Failed Deploy Cleanup

Failed deploys leave artifacts. Clean up.

Failed deploys leave artifacts

Half-applied Terraform changes. Partial Helm upgrades stuck in pending state. Orphaned ALB target groups.

Each artifact is a future incident waiting to happen.

Without cleanup discipline, the environment accumulates broken state.

Cleanup checklist

Terraform: `terraform state list` and reconcile partial state.

Helm: `helm history release` and `helm rollback` to last good revision.

Cloud resources: orphan check on ELBs, target groups, IAM roles, security groups.

Automate detection

Drift detection (Terraform plan, Driftctl) catches lingering changes.
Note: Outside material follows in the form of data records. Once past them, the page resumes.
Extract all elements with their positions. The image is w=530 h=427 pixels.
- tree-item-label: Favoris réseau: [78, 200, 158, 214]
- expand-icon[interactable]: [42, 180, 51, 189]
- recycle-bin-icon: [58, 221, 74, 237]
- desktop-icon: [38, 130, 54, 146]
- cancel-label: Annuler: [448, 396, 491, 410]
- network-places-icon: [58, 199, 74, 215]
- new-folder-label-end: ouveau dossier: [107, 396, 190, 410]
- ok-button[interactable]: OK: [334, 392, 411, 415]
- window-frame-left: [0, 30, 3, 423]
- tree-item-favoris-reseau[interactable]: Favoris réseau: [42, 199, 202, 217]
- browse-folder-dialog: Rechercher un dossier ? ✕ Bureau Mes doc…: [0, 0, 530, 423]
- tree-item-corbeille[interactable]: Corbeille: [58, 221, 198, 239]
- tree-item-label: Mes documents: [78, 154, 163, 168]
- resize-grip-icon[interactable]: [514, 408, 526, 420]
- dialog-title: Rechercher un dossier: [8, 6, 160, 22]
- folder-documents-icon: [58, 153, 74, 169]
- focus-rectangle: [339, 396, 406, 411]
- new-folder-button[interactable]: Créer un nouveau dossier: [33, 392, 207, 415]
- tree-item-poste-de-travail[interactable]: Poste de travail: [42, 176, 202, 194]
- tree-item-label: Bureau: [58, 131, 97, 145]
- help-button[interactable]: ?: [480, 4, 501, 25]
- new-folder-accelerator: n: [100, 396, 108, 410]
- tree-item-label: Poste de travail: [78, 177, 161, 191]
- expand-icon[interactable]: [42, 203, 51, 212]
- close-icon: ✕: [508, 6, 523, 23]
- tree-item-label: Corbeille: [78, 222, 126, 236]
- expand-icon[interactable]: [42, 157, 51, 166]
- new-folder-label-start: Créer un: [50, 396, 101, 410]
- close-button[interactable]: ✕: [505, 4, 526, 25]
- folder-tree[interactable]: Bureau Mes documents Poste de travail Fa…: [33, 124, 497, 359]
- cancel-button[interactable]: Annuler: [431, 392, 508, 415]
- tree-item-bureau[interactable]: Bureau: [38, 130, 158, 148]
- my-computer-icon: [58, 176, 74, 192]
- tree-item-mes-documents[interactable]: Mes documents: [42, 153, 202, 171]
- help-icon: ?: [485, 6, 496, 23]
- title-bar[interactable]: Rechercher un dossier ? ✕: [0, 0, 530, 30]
Resource naming convention with deploy ID. Orphans without an active deploy are auto-flagged.

Daily report: failed deploys + cleanup status. Open items get assigned.

Rollback discipline

Define rollback procedure for each deploy type before the deploy. Don't improvise during failure.

Practice rollback in staging quarterly. The first real rollback should not be the first attempt.

Auto-rollback on SLO regression for low-blast-radius services. Manual for high-blast-radius.

How to install the discipline

Add cleanup as a required step in the deploy runbook.

Failed deploy automatically opens a ticket assigned to the deployer. Close on cleanup.

Quarterly audit: residual orphans by team. Visibility drives accountability.